I stand in a fighting position, knees bent and fists curled. 39-year-old David Clawson, the owner and main instructor of the Pa-Kua Orange dojo located in Orange County, readies himself across from me. When he tells me to grab his wrist, I oblige, and in a fluid motion, he uses my momentum to contort my wrist in a position that with more effort could easily dislocate my elbow. Grimacing, I tap out. After I’ve practiced the move myself a few times, Clawson talks to me about the usefulness of the move in self-defense situations—using someone else’s energy against them. He grins. He tells me that he was taking it easy.

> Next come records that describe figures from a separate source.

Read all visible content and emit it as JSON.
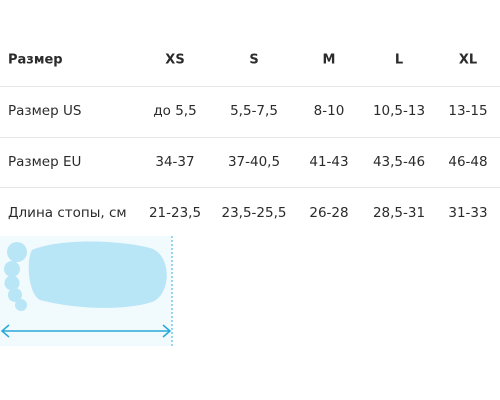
{
  "table": {
    "header": [
      "Размер",
      "XS",
      "S",
      "M",
      "L",
      "XL"
    ],
    "rows": [
      [
        "Размер US",
        "до 5,5",
        "5,5-7,5",
        "8-10",
        "10,5-13",
        "13-15"
      ],
      [
        "Размер EU",
        "34-37",
        "37-40,5",
        "41-43",
        "43,5-46",
        "46-48"
      ],
      [
        "Длина стопы, см",
        "21-23,5",
        "23,5-25,5",
        "26-28",
        "28,5-31",
        "31-33"
      ]
    ]
  }
}
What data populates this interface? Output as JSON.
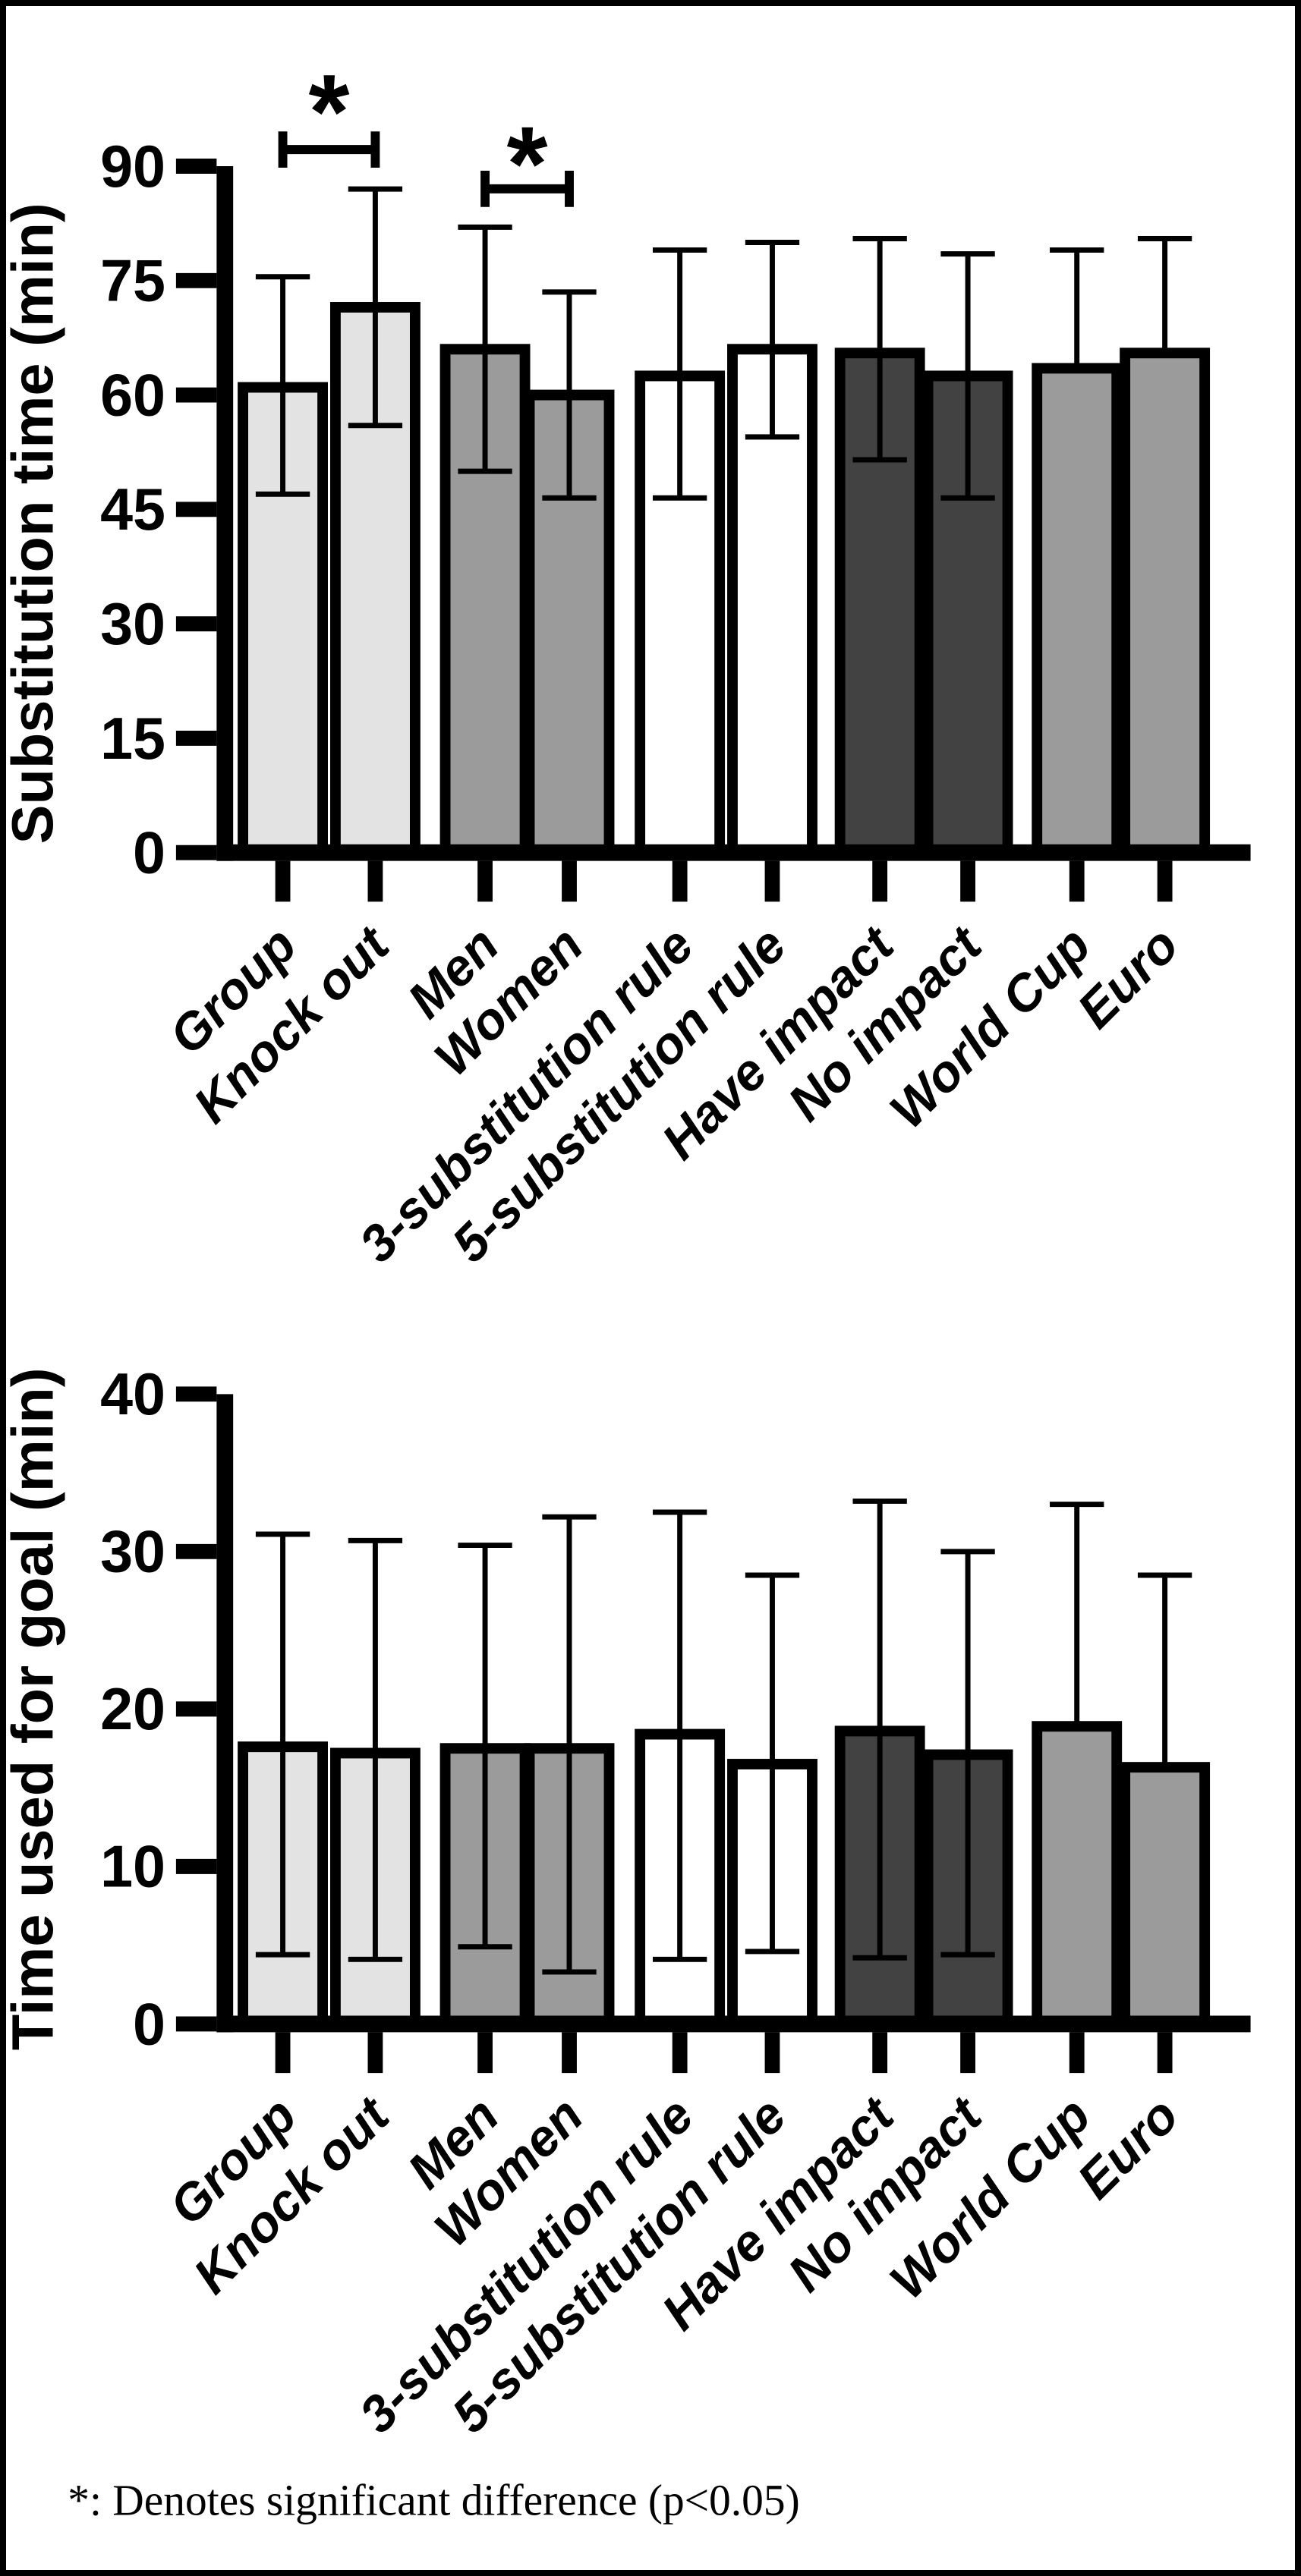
{
  "figure": {
    "footnote": "*: Denotes significant difference (p<0.05)",
    "frame_color": "#000000",
    "background_color": "#ffffff"
  },
  "chart_data": [
    {
      "type": "bar",
      "title": "",
      "xlabel": "",
      "ylabel": "Substitution time (min)",
      "ylim": [
        0,
        90
      ],
      "yticks": [
        0,
        15,
        30,
        45,
        60,
        75,
        90
      ],
      "grid": false,
      "legend": "none",
      "categories": [
        "Group",
        "Knock out",
        "Men",
        "Women",
        "3-substitution rule",
        "5-substitution rule",
        "Have impact",
        "No impact",
        "World Cup",
        "Euro"
      ],
      "values": [
        61,
        71.5,
        66,
        60,
        62.5,
        66,
        65.5,
        62.5,
        63.5,
        65.5
      ],
      "error_top_values": [
        75.5,
        87,
        82,
        73.5,
        79,
        80,
        80.5,
        78.5,
        79,
        80.5
      ],
      "error_bottom_values": [
        47,
        56,
        50,
        46.5,
        46.5,
        54.5,
        51.5,
        46.5,
        null,
        null
      ],
      "bar_colors": [
        "#e3e3e3",
        "#e3e3e3",
        "#9b9b9b",
        "#9b9b9b",
        "#ffffff",
        "#ffffff",
        "#424242",
        "#424242",
        "#9b9b9b",
        "#9b9b9b"
      ],
      "bar_edge_color": "#000000",
      "significance": [
        {
          "from": "Group",
          "to": "Knock out",
          "label": "*"
        },
        {
          "from": "Men",
          "to": "Women",
          "label": "*"
        }
      ]
    },
    {
      "type": "bar",
      "title": "",
      "xlabel": "",
      "ylabel": "Time used for goal (min)",
      "ylim": [
        0,
        40
      ],
      "yticks": [
        0,
        10,
        20,
        30,
        40
      ],
      "grid": false,
      "legend": "none",
      "categories": [
        "Group",
        "Knock out",
        "Men",
        "Women",
        "3-substitution rule",
        "5-substitution rule",
        "Have impact",
        "No impact",
        "World Cup",
        "Euro"
      ],
      "values": [
        17.6,
        17.2,
        17.5,
        17.5,
        18.4,
        16.5,
        18.6,
        17.1,
        18.9,
        16.3
      ],
      "error_top_values": [
        31.1,
        30.7,
        30.4,
        32.2,
        32.5,
        28.5,
        33.2,
        30.0,
        33.0,
        28.5
      ],
      "error_bottom_values": [
        4.4,
        4.1,
        4.9,
        3.3,
        4.1,
        4.6,
        4.2,
        4.4,
        null,
        null
      ],
      "bar_colors": [
        "#e3e3e3",
        "#e3e3e3",
        "#9b9b9b",
        "#9b9b9b",
        "#ffffff",
        "#ffffff",
        "#424242",
        "#424242",
        "#9b9b9b",
        "#9b9b9b"
      ],
      "bar_edge_color": "#000000",
      "significance": []
    }
  ]
}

Clawson clearly has an aptitude for combat. But shockingly, he’s never been in a fight. The closest instance came when he and his wife were walking in New York and were approached menacingly by a couple of men. Clawson could’ve taken them on. Instead, he gave them money and walked away.
“Why fight?” he asks.
This is the thought behind the teachings of Pa-Kua, an ancient Chinese art form that Clawson describes as “the study of the eight stages of the change.” Whereas most martial arts studios focus on simple fighting techniques, Pa-Kua centers more on the betterment of the self and spirit.
“Self-dominion is what we teach in Pa-Kua,” Clawson explains, “not dominion of the person in front of you.”
Having being taught some moves by Clawson, this makes sense. He likes to say that Pa-Kua teaches less martial arts and more martial formation, describing the concept as “trying to help the student become more martial.” It focuses on internal motivation. While they may seem like any other self-defense tactic, movements are designed to use the attacker’s energy against them rather than simply fighting back. “Self-dominion,” he points as we face each other in our ready positions, “not dominion of the other.”
Pa-Kua doesn’t focus solely on martial arts. It encompasses a wide range of disciplines, ranging from yoga to archery to acupuncture. All have the underlying goal of self-betterment. Clawson thus labels Pa-Kua as the study of change. He describes that “everybody comes by at a different moment in life…usually at a moment when they need a change.” Pa-Kua welcomes any age, any demographic, with open arms.
I asked Clawson to try and describe Pa-Kua in one sentence. He told me that would be extremely difficult, because the definition can be tailored based on each person who studies it. Clawson says the aim is to truly get to know a student in order to find their own personal challenges. “Each person learns in their own different way,” says Clawson. He then pushes them to their specific limits to “try to help [them] to be happier in life.”
Back on the mat, I concentrate, parrying a fast but safe onslaught of Clawson’s punches. I fall into a rhythm. He smiles and presses his fist to his palm, bowing. I follow suit. “[If you] teach a bunch of kids to fight, you can’t get mad if they fight,” he told me the previous day. I recognize I’m being taught fortitude and internal strength rather than methods of attack.
Clawson describes that the environment at Pa-Kua Orange as “a family.” As I move onto the next exercise, I feel like a part of the family.